Internet livre está ameaçada no Brasil, aponta Estado de S. Paulo
Em editorial, jornal alerta para risco de subordinação da governança digital à Anatel e vê ameaça à liberdade e à inovação
247 – O jornal O Estado de S. Paulo publicou neste sábado (20) um editorial em que alerta para uma ameaça à liberdade da internet no Brasil, diante do que classifica como uma tentativa de submeter a governança digital à burocracia da Anatel. Segundo o texto, essa mudança representaria um retrocesso institucional e democrático, colocando em risco o modelo de rede livre e participativa que fez do país uma referência global.
O Estadão afirma que, desde 1995, o Brasil desenvolveu um sistema exemplar de governança multissetorial, com a criação do Comitê Gestor da Internet (CGI.br) — estrutura que reúne governo, empresas, academia e sociedade civil. Dessa experiência nasceram entidades como o NIC.br, Registro.br, IX.br, Cetic.br e Cert.br, que garantem estabilidade, segurança e transparência à rede brasileira.
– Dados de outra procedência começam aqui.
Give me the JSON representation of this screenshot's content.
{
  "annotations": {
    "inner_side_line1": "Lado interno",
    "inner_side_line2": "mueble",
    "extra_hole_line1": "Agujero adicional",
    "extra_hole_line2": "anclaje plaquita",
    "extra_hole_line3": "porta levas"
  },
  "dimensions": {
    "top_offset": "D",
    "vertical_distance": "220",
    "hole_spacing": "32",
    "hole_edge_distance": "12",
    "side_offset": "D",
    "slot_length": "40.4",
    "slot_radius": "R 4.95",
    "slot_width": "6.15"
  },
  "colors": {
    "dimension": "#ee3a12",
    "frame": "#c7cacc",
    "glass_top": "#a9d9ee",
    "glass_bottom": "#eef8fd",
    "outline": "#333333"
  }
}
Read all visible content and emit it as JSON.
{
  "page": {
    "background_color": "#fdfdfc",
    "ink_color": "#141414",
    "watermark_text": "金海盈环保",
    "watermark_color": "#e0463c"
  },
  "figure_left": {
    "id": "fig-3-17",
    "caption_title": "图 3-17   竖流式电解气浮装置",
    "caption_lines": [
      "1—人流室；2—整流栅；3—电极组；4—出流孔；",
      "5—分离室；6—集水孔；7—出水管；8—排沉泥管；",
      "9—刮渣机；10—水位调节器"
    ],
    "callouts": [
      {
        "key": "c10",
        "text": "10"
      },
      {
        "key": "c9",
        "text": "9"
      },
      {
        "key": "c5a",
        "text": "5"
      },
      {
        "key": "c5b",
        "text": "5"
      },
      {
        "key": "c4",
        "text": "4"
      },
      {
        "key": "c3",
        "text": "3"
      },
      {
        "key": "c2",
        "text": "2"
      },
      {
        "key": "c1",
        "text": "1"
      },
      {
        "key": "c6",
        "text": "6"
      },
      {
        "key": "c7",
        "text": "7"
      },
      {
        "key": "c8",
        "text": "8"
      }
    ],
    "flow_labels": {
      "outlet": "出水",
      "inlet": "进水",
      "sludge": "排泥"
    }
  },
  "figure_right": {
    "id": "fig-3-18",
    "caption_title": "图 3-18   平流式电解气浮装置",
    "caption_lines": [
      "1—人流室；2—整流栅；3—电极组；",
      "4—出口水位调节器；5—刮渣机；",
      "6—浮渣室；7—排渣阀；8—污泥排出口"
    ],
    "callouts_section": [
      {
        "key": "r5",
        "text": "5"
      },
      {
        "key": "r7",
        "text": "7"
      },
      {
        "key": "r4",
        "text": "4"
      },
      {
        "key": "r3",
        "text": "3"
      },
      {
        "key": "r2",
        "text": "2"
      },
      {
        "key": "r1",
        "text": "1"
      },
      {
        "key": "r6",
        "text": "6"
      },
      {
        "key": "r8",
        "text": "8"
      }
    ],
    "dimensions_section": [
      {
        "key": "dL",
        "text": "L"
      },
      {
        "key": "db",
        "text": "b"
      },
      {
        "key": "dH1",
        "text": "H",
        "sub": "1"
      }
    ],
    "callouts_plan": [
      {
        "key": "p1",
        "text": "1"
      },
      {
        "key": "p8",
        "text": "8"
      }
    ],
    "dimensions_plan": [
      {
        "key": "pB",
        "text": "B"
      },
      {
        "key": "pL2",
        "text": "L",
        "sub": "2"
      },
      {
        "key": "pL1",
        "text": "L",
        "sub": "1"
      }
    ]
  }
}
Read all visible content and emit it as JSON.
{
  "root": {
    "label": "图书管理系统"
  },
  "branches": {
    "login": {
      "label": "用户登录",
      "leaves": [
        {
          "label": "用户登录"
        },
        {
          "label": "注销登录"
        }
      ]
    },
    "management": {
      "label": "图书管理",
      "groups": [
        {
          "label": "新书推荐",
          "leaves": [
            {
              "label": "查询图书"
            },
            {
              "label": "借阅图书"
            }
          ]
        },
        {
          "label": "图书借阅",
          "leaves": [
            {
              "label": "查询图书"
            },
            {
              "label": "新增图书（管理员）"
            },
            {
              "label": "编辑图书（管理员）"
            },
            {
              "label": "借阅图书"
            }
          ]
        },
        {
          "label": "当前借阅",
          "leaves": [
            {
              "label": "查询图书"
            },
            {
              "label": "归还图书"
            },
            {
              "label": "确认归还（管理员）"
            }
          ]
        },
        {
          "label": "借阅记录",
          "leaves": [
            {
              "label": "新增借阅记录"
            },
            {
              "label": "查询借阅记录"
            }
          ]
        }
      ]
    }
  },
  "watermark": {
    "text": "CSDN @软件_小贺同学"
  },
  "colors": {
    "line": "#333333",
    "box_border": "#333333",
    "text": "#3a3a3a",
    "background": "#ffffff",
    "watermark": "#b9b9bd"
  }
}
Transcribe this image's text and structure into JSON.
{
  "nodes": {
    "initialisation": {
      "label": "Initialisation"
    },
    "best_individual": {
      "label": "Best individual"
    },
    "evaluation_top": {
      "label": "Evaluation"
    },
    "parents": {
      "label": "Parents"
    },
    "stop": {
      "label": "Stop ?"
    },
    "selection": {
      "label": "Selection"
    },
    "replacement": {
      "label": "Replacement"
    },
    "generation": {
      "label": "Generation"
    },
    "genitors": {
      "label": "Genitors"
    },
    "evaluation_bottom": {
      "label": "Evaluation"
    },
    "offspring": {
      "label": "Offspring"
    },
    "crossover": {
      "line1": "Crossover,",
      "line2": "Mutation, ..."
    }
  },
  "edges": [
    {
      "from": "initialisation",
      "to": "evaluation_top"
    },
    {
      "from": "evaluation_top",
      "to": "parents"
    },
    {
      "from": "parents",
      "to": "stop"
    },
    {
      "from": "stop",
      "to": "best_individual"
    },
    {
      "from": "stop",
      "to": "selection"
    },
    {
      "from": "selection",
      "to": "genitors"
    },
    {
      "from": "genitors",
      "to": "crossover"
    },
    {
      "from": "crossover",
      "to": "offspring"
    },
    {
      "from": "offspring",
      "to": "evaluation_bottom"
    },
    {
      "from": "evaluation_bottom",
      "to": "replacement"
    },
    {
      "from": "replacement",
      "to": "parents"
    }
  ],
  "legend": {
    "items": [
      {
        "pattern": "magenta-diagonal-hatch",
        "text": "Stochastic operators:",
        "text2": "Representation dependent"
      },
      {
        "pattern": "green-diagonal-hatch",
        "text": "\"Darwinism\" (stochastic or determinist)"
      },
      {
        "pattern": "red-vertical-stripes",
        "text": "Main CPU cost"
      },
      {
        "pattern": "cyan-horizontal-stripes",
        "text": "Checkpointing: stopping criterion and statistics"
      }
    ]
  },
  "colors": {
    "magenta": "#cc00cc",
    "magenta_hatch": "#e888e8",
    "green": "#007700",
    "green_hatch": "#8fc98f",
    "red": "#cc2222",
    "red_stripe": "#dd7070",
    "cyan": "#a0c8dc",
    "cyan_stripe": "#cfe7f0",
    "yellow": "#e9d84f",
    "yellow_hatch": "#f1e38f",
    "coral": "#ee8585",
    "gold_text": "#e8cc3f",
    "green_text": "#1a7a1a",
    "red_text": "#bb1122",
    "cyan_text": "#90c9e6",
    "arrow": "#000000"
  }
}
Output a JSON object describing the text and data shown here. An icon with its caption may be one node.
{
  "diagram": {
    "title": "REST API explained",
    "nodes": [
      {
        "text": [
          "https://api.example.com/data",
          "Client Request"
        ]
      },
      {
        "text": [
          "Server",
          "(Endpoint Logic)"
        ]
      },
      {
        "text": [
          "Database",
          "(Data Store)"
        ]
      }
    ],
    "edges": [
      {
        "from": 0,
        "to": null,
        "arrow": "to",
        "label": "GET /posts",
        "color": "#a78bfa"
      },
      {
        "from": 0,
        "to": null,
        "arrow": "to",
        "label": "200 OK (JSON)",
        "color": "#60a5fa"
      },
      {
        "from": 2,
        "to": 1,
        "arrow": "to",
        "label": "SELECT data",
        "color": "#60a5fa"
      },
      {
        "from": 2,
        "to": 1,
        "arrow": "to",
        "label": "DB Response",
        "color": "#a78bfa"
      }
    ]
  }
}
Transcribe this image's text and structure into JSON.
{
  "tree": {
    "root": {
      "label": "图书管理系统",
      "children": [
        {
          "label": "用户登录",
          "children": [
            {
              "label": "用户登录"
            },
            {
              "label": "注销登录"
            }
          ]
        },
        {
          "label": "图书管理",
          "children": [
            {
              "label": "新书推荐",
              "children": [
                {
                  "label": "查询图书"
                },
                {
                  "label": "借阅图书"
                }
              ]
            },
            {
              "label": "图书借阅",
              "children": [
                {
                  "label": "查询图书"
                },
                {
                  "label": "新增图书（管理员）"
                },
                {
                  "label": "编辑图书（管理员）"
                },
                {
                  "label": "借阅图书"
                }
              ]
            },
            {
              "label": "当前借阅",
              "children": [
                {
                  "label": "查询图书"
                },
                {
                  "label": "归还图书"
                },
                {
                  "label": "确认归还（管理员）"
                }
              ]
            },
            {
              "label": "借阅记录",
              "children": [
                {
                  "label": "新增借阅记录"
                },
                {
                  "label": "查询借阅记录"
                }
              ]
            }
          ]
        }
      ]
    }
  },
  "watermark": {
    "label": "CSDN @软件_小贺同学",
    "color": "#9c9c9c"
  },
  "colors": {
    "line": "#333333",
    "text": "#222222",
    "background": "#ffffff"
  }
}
O jornal recorda que o Marco Civil da Internet, de 2014, consolidou os pilares desse modelo — liberdade de expressão, neutralidade de rede e privacidade — e afirma que tais princípios estão agora sob ataque.
Estadão critica avanço da Anatel sobre a internet
No editorial, o Estado de S. Paulo sustenta que, nos últimos três anos, a Anatel vem ampliando seu poder sobre o ecossistema digital, sob o argumento de “modernização regulatória”. O texto cita a revogação da Norma 4, que por décadas distinguiu os serviços de telecomunicações — sob jurisdição da Anatel — dos serviços de valor adicionado, como a internet.
De acordo com o jornal, essa distinção era fundamental para preservar a internet fora da lógica centralizadora das telecomunicações. A revogação, no entanto, teria aberto espaço para que a agência reivindique controle sobre pontos de troca de tráfego, provedores de nuvem e registros de domínios, áreas que, segundo o editorial, sempre estiveram fora do seu escopo técnico e político.
O Estadão cita ainda o Projeto de Lei 4.557/24, que pretende subordinar o CGI.br à estrutura da Anatel, e classifica a proposta como uma tentativa de “estatizar a governança da rede”, substituindo um modelo plural e cooperativo por outro hierárquico e dependente do Estado.
Jornal vê “golpe silencioso” contra a internet livre
O editorial menciona o alerta da Internet Society e do pesquisador Konstantinos Komaitis, ex-diretor da organização, que chamou o projeto de “golpe silencioso”. Para o Estadão, romper a separação entre telecomunicações e internet significaria “trocar a colaboração pela autorização, a liberdade pela licença”.
O jornal defende que o modelo brasileiro funciona e inspira confiança internacional, e que submeter a internet à lógica burocrática de uma autarquia federal minaria a essência da rede livre: o poder compartilhado, descentralizado e resistente à concentração de autoridade.
Críticas à expansão do controle estatal
O Estado de S. Paulo também associa o contexto atual à ampliação do poder estatal sobre o debate digital, mencionando o governo do presidente Luiz Inácio Lula da Silva e o Supremo Tribunal Federal. Segundo o jornal, há risco de burocratização da liberdade, com o discurso de “regulação das redes” podendo se converter em instrumento de controle político.
Embora reconheça a necessidade de políticas de regulação e combate à desinformação, o editorial alerta que “proteger a internet não é controlá-la” e que confundir segurança digital com censura ou vigilância estatal seria seguir o caminho de regimes autoritários.
Liberdade como fundamento democrático
Para o Estadão, o Brasil enfrenta uma escolha histórica: preservar a arquitetura descentralizada e livre da internet — que fez do país exemplo global — ou ceder à centralização e ao controle político.
“Defender o CGI.br é defender a democracia digital — e a democracia real”, escreve o jornal. “Porque a internet, em última instância, não é uma infraestrutura: é uma ideia. E essa ideia é liberdade.”
O editorial conclui que a internet brasileira prosperou justamente por ter sido livre, e que seu futuro depende de resistir a qualquer tentativa de captura institucional ou submissão burocrática.